The latest Goldman Sachs report had listed five reasons for not calling Bitcoin as an asset or a suitable investment. Among the five, the one that stood out was this -‘Bitcoin does not show evidence of hedging against inflation.’ This remark made by the report is wrong on so many levels because it basically means that Bitcoin can’t be relied upon in times of financial crisis.
Bitcoin has been the go-to medium of exchange in Venezuela, Zimbabwe, South Sudan, and many other developing economies facing a financial crisis. In fact, even during the recent COVID-19 crisis, Bitcoin rapidly gained attention in a rural village in El Salvador as people started transacting in Bitcoin for buying daily essentials like groceries. History is proof of the fact that Bitcoin is a reliable alternative during inflation.
Additionally, Gemini’s Winklevoss twins had also recently argued that Bitcoin and Wall Street’s collaboration is only going to make things better. Considering all these facts, two main questions arise. Why do some on Wall Street refuse to accept Bitcoin? Is it down to ignorance or does Bitcoin threaten their business model?
Bill Barhydt, CEO and Founder of Abra, appeared on a recent podcast and addressed these two points. He said,
“Bitcoin simply didn’t exist 20 years ago and it’s worth a hundred billion-plus now.
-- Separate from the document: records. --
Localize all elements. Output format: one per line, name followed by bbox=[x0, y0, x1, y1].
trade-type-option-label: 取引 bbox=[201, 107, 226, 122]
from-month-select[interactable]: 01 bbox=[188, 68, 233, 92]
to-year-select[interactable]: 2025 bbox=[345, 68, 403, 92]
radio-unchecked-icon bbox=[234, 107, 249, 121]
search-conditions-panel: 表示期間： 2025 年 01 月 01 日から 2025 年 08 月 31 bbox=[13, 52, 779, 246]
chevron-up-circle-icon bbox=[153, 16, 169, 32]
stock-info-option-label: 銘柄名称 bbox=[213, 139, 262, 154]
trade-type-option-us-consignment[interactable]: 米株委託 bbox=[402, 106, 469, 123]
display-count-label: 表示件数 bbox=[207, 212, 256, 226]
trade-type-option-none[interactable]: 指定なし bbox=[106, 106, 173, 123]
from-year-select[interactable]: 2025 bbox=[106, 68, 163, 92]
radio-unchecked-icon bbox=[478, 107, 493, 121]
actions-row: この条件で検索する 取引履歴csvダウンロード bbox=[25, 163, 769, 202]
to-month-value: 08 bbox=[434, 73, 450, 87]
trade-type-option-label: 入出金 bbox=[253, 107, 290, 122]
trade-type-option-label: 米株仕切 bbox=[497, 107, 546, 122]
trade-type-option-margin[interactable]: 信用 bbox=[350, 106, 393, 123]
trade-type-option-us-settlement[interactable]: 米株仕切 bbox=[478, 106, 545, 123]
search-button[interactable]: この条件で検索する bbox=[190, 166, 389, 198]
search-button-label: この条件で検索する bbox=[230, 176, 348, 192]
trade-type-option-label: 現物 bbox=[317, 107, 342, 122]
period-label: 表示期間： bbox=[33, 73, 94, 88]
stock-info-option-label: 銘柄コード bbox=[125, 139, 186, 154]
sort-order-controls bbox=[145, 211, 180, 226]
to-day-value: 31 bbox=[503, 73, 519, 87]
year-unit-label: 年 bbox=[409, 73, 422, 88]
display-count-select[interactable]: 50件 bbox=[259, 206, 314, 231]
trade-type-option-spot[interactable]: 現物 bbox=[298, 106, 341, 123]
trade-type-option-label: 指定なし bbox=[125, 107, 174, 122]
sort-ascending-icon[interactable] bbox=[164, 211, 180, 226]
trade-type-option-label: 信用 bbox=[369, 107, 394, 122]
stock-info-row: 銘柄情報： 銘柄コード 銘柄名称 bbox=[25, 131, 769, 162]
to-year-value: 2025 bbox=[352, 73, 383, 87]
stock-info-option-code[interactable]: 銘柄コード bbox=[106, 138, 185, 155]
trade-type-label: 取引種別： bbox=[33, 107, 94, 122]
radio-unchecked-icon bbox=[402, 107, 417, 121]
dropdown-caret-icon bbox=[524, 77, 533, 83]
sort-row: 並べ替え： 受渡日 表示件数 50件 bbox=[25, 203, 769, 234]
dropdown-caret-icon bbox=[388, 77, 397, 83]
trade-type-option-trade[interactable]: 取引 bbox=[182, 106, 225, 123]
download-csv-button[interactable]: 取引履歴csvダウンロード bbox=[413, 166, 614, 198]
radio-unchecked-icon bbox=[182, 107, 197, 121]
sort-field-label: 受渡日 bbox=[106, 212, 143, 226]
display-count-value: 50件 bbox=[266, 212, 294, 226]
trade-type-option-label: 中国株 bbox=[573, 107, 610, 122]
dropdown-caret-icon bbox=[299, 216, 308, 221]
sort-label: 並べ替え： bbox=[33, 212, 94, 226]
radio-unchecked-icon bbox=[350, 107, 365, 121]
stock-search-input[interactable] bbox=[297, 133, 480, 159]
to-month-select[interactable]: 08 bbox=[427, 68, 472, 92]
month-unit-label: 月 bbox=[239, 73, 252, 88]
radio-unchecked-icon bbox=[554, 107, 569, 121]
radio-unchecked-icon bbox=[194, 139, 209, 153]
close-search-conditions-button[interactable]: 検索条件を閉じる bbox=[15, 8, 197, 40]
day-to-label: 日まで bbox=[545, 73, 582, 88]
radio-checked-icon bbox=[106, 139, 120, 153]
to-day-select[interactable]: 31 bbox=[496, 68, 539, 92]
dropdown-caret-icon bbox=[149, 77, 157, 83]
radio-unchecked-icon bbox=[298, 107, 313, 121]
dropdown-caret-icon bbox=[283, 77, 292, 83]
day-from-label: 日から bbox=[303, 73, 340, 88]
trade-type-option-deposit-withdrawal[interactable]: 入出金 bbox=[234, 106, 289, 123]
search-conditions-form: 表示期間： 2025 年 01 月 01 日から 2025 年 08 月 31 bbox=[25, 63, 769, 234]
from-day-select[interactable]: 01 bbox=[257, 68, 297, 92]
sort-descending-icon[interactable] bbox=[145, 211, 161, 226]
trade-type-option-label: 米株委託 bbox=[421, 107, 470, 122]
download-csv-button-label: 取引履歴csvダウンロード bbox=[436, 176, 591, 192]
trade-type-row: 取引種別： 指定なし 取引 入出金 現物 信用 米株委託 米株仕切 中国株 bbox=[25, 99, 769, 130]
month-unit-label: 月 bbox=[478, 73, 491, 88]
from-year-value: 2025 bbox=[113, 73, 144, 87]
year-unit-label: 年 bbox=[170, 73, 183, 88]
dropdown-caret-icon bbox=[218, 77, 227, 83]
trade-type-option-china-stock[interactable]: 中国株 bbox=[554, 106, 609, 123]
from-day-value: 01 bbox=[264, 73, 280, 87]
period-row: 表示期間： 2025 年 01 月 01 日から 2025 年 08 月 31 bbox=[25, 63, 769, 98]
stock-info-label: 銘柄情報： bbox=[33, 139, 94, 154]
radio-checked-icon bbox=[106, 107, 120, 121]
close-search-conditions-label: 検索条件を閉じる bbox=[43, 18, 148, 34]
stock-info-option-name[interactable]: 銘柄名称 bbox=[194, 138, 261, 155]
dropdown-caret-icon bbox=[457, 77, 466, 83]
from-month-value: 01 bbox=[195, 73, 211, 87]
And that’s something that I think for a traditional Canadian economist is very difficult to put into context versus what they’re incentivized to do, which is maintain the status quo.”
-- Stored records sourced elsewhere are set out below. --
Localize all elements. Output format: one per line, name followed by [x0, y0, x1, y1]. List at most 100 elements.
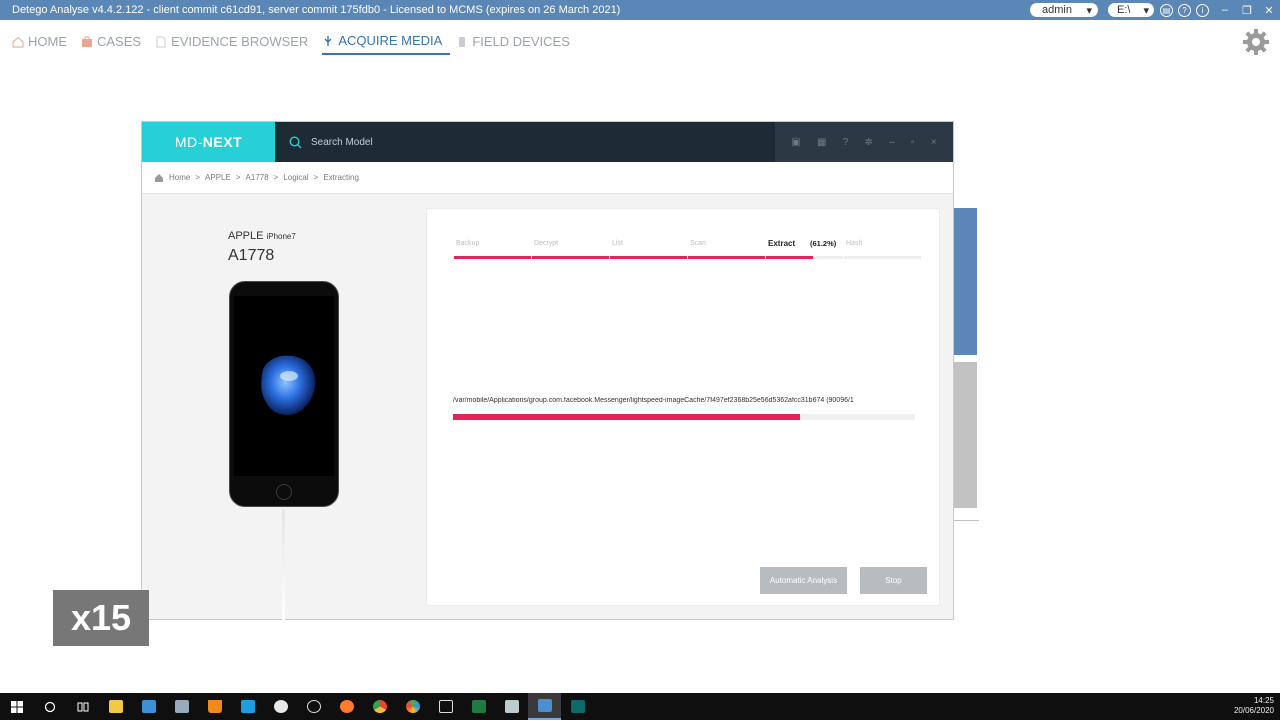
itunes-icon[interactable] [264, 693, 297, 720]
nav-evidence-label: EVIDENCE BROWSER [171, 34, 309, 49]
md-next-logo: MD- NEXT [142, 122, 275, 162]
taskbar: 14:25 20/06/2020 [0, 693, 1280, 720]
info-icon[interactable]: i [1196, 3, 1209, 17]
help-icon[interactable]: ? [843, 137, 849, 148]
logo-right: NEXT [202, 134, 243, 150]
step-percent: (61.2%) [810, 239, 837, 248]
document-icon [156, 36, 166, 47]
step-fill-list [610, 256, 687, 259]
task-view-icon[interactable] [66, 693, 99, 720]
home-icon[interactable] [154, 173, 164, 183]
close-icon[interactable]: × [931, 137, 937, 148]
step-fill-extract [766, 256, 813, 259]
help-icon[interactable]: ? [1178, 3, 1191, 17]
home-button [276, 484, 292, 500]
usb-cable [282, 510, 285, 620]
main-nav: HOME CASES EVIDENCE BROWSER ACQUIRE MEDI… [12, 31, 584, 55]
droplet-wallpaper [261, 355, 316, 416]
phone-image [229, 281, 339, 507]
clock-time: 14:25 [1253, 696, 1274, 705]
md-next-header: MD- NEXT Search Model ▣ ▦ ? ✲ – ▫ × [142, 122, 953, 162]
stop-button[interactable]: Stop [860, 567, 927, 594]
clipboard-icon[interactable]: ▦ [817, 137, 826, 148]
md-next-toolbar: ▣ ▦ ? ✲ – ▫ × [775, 122, 953, 162]
model-search[interactable]: Search Model [275, 135, 775, 149]
app-icon-circle[interactable] [297, 693, 330, 720]
app-icon-blue[interactable] [132, 693, 165, 720]
side-panel-blue [953, 208, 977, 355]
maximize-icon[interactable]: ▫ [911, 137, 915, 148]
step-label-list: List [612, 240, 623, 247]
nav-cases-label: CASES [97, 34, 142, 49]
app-icon-window[interactable] [495, 693, 528, 720]
breadcrumb-sep: > [313, 173, 319, 182]
step-fill-decrypt [532, 256, 609, 259]
restore-window-button[interactable]: ❐ [1236, 4, 1258, 17]
breadcrumb-home[interactable]: Home [169, 173, 190, 182]
nav-home[interactable]: HOME [12, 31, 75, 55]
step-label-backup: Backup [456, 240, 480, 247]
device-brand: APPLE iPhone7 [228, 230, 296, 242]
user-dropdown[interactable]: admin ▾ [1030, 3, 1098, 17]
nav-home-label: HOME [28, 34, 67, 49]
breadcrumb-model[interactable]: A1778 [245, 173, 268, 182]
breadcrumb-sep: > [273, 173, 279, 182]
breadcrumb-logical[interactable]: Logical [283, 173, 308, 182]
step-track-hash [844, 256, 921, 259]
app-icon-note[interactable] [429, 693, 462, 720]
clock-date: 20/06/2020 [1233, 706, 1274, 715]
settings-icon[interactable]: ✲ [865, 137, 873, 148]
app-icon-cyan[interactable] [231, 693, 264, 720]
search-placeholder: Search Model [311, 136, 373, 148]
user-dropdown-value: admin [1042, 4, 1072, 16]
system-clock[interactable]: 14:25 20/06/2020 [1234, 696, 1274, 716]
drive-dropdown-value: E:\ [1117, 4, 1131, 16]
playback-speed-badge: x15 [53, 590, 149, 646]
vlc-icon[interactable] [198, 693, 231, 720]
drive-dropdown[interactable]: E:\ ▾ [1108, 3, 1154, 17]
step-label-scan: Scan [690, 240, 706, 247]
detego-icon[interactable] [528, 693, 561, 720]
step-label-hash: Hash [846, 240, 863, 247]
md-next-icon[interactable] [561, 693, 594, 720]
file-progress-track [453, 414, 915, 420]
window-title: Detego Analyse v4.4.2.122 - client commi… [12, 4, 621, 16]
screenshot-icon[interactable]: ▣ [791, 137, 800, 148]
app-icon-wheel[interactable] [396, 693, 429, 720]
title-bar: Detego Analyse v4.4.2.122 - client commi… [0, 0, 1280, 20]
device-model-name: iPhone7 [266, 232, 296, 241]
step-label-decrypt: Decrypt [534, 240, 559, 247]
settings-gear-icon[interactable] [1242, 28, 1270, 56]
file-explorer-icon[interactable] [99, 693, 132, 720]
close-window-button[interactable]: ✕ [1258, 4, 1280, 17]
md-next-window: MD- NEXT Search Model ▣ ▦ ? ✲ – ▫ × Home … [141, 121, 954, 620]
nav-evidence-browser[interactable]: EVIDENCE BROWSER [155, 31, 316, 55]
search-icon[interactable] [33, 693, 66, 720]
firefox-icon[interactable] [330, 693, 363, 720]
logo-left: MD- [174, 134, 203, 150]
device-model: A1778 [228, 247, 275, 264]
automatic-analysis-button[interactable]: Automatic Analysis [760, 567, 847, 594]
breadcrumb-apple[interactable]: APPLE [205, 173, 231, 182]
briefcase-icon [82, 36, 92, 47]
breadcrumb-sep: > [195, 173, 201, 182]
chrome-icon[interactable] [363, 693, 396, 720]
minimize-window-button[interactable]: – [1214, 4, 1236, 16]
breadcrumb: Home > APPLE > A1778 > Logical > Extract… [142, 162, 953, 194]
chevron-down-icon: ▾ [1143, 4, 1149, 17]
nav-cases[interactable]: CASES [81, 31, 149, 55]
app-icon-gray[interactable] [165, 693, 198, 720]
device-brand-name: APPLE [228, 230, 264, 242]
nav-field-label: FIELD DEVICES [472, 34, 570, 49]
minimize-icon[interactable]: – [889, 137, 895, 148]
divider [953, 520, 979, 521]
phone-screen [234, 296, 334, 476]
breadcrumb-sep: > [235, 173, 241, 182]
nav-field-devices[interactable]: FIELD DEVICES [456, 31, 578, 55]
storage-icon[interactable]: ▤ [1160, 3, 1173, 17]
step-fill-backup [454, 256, 531, 259]
nav-acquire-media[interactable]: ACQUIRE MEDIA [322, 31, 451, 55]
excel-icon[interactable] [462, 693, 495, 720]
side-panel-gray [953, 362, 977, 508]
windows-start-icon[interactable] [0, 693, 33, 720]
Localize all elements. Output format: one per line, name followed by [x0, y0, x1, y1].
This makes sense because the fact that Bitcoin has grown so much in such a short period of time might be threatening to traditional market players. Given the recent actions by the Fed, people are tilting more towards the decentralized currency. A cherry-picked report like this from a global firm only strengthens the notion that they indeed fear cryptocurrencies at the moment.
Additionally, Kraken’s Dan Held had also recently noted that a few institutions were entering crypto not because they believed in it, but solely because of the fear of missing out in terms of advancements. So, in conclusion, the relationship between Wall Street and crypto is unpredictable at the moment and this love-hate relationship might continue for some time.